[net.unix-wizards] Possible file table kernel problem

pc (03/02/83)

We run 4.1BSD and have installed several device drivers to
support our Cambridge ring. Typically, a /dev/entry is
mapped in a dynamic way onto a printer (say) on our network.

Most of the time, the device driver functions perfectly, but there
seems to be occasions (about one every two or three days - when the
ring interface is in continual use) where the close routine in the
driver isn't called. 

The program which drives the printer opens it as standard output and
the forks to pr to actually do the printing. So the file table entry
for the device has a reference count of two - but there is only one
inode entry in memory. 

Now, sometime during the closedown of this pair of processes a user
sends an interrupt signal to the parent. The parent traps this (using sigset)
and passes on an interrupt to the child. I suspect (but can't prove) that
this signal either causes some form of screw-up in the file table mechanism
such that the code to call the close routine doesn't happen - or what...?
There are two places (sys1.c, sys3.c) where the call to closef is not of the
form
	fp = u.u_ofile[i];
	u.u_ofile[i] = NULL;
	closef(fp);
Is this the problem?????

At the end of the day, the file table entry and the inode referenced by it
have gone - but the device is locked because it's internal tables say that
it is busy.  The evidence is that the close routine has never been called.

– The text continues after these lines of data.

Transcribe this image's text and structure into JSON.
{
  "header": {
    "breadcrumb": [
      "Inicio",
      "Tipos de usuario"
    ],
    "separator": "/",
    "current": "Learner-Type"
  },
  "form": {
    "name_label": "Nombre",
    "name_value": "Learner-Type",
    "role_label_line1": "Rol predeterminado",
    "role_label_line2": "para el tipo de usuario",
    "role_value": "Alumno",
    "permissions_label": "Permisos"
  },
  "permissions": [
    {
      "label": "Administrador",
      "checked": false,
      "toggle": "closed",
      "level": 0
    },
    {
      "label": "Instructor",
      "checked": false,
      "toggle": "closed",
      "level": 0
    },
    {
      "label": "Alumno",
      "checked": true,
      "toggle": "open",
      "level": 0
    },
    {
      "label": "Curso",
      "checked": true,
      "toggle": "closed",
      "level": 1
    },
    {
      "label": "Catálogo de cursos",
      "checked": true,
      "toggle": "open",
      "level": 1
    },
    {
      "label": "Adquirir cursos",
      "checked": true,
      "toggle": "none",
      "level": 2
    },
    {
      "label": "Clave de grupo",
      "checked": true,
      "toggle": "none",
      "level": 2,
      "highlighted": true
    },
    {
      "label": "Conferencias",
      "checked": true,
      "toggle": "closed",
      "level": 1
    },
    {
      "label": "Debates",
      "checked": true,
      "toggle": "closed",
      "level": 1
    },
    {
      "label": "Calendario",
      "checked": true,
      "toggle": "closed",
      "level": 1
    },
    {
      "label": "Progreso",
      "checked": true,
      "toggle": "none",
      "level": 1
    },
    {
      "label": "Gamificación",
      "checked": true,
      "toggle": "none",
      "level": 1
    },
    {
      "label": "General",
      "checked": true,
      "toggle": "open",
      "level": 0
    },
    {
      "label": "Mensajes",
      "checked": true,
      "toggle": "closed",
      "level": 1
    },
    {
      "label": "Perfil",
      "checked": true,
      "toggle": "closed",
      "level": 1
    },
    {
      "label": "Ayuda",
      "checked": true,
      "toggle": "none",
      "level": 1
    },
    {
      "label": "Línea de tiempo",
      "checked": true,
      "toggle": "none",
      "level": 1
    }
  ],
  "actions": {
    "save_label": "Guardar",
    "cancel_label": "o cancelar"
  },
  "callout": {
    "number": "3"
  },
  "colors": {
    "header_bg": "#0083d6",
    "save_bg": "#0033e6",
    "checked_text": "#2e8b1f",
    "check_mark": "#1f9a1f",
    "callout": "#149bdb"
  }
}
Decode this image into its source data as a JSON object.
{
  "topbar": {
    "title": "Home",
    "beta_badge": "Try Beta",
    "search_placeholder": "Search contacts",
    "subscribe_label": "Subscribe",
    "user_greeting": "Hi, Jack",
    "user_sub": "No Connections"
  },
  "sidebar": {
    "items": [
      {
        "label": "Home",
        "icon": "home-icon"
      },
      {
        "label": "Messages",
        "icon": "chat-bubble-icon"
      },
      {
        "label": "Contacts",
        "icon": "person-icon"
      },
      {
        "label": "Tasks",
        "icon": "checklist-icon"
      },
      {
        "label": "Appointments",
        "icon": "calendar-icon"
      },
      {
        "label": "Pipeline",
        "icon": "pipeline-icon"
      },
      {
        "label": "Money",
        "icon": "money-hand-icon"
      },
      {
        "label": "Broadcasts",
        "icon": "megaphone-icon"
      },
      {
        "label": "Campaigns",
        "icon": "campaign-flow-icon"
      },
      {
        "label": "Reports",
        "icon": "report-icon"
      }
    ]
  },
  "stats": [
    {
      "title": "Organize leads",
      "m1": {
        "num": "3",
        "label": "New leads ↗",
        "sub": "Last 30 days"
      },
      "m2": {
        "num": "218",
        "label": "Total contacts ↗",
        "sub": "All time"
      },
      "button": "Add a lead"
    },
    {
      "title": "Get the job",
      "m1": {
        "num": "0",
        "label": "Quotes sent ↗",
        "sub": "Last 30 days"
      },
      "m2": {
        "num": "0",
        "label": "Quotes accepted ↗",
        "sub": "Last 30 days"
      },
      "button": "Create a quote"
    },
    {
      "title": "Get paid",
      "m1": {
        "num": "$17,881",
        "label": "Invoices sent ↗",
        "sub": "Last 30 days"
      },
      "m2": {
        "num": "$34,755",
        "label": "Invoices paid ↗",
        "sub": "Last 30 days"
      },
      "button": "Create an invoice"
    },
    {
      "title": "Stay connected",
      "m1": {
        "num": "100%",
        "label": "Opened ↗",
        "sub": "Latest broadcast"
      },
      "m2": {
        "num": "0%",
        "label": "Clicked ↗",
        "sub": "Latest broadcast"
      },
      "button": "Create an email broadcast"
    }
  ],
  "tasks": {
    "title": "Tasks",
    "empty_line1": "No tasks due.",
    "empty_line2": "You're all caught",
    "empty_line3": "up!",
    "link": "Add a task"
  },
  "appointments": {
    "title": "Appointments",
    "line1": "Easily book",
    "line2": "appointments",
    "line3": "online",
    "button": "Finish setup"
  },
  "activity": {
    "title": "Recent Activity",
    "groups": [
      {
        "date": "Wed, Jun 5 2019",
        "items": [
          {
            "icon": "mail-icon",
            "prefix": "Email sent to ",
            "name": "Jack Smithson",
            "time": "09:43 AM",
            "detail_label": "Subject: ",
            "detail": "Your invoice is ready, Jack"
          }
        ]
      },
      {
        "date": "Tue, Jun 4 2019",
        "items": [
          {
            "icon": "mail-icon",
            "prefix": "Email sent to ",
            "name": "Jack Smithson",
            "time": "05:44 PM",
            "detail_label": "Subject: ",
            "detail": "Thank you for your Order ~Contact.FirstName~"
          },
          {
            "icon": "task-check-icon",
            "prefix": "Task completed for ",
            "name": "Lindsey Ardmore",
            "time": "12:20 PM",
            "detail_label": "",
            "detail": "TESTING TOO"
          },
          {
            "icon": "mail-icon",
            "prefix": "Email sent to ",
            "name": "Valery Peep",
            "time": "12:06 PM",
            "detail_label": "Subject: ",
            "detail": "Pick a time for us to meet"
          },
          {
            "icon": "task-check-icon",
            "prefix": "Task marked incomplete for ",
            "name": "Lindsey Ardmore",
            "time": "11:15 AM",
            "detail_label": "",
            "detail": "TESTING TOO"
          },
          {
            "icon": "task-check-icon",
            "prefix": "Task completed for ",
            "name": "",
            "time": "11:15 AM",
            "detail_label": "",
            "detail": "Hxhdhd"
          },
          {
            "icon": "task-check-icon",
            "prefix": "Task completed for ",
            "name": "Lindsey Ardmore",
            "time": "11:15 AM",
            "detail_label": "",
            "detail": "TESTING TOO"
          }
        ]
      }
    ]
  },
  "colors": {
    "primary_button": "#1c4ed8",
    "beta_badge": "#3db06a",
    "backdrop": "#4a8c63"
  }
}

Has anyone out there in uucp-land experienced this sort of problem? Please
don't just dismiss it and say OH it must be the device driver because I have
looked and looked and looked and looked. If anyone has had this problem and
can give me a fix (or just to say they might have had it) - please reply to
	lime!ukc!pc	(best)
	or
	philabs!mcvax!ukc!pc
	or
	decvax!mcvax!ukc!pc

	Peter Collinson, University of Kent UK

obrien@Rand-Unix (03/30/83)

This "close not called" bug has been in UNIX since at least research
Version 6.  I've had several stabs myself at finding it and have never
managed the trick.  I'm hoping the new signal stuff in 4.2 will make it
go away.  Berkeley's aware of the problem but they haven't found it either.

greep@Su-Dsn (03/31/83)

I've also had problems with close routines apparently not being called,
especially when signals were being used. (This was on a driver for the
Arpanet.) I think this is a known (but not too well known) bug in 4.1bsd.
I don't know any fix for it.

Also I once saw a tty left with the exclusive-open bit on, even though the
only process talking to it had been closed.  This may have also been caused
by the close routine not being called.  This was with the standard driver
(DZ), so no non-Berkeley code was involved.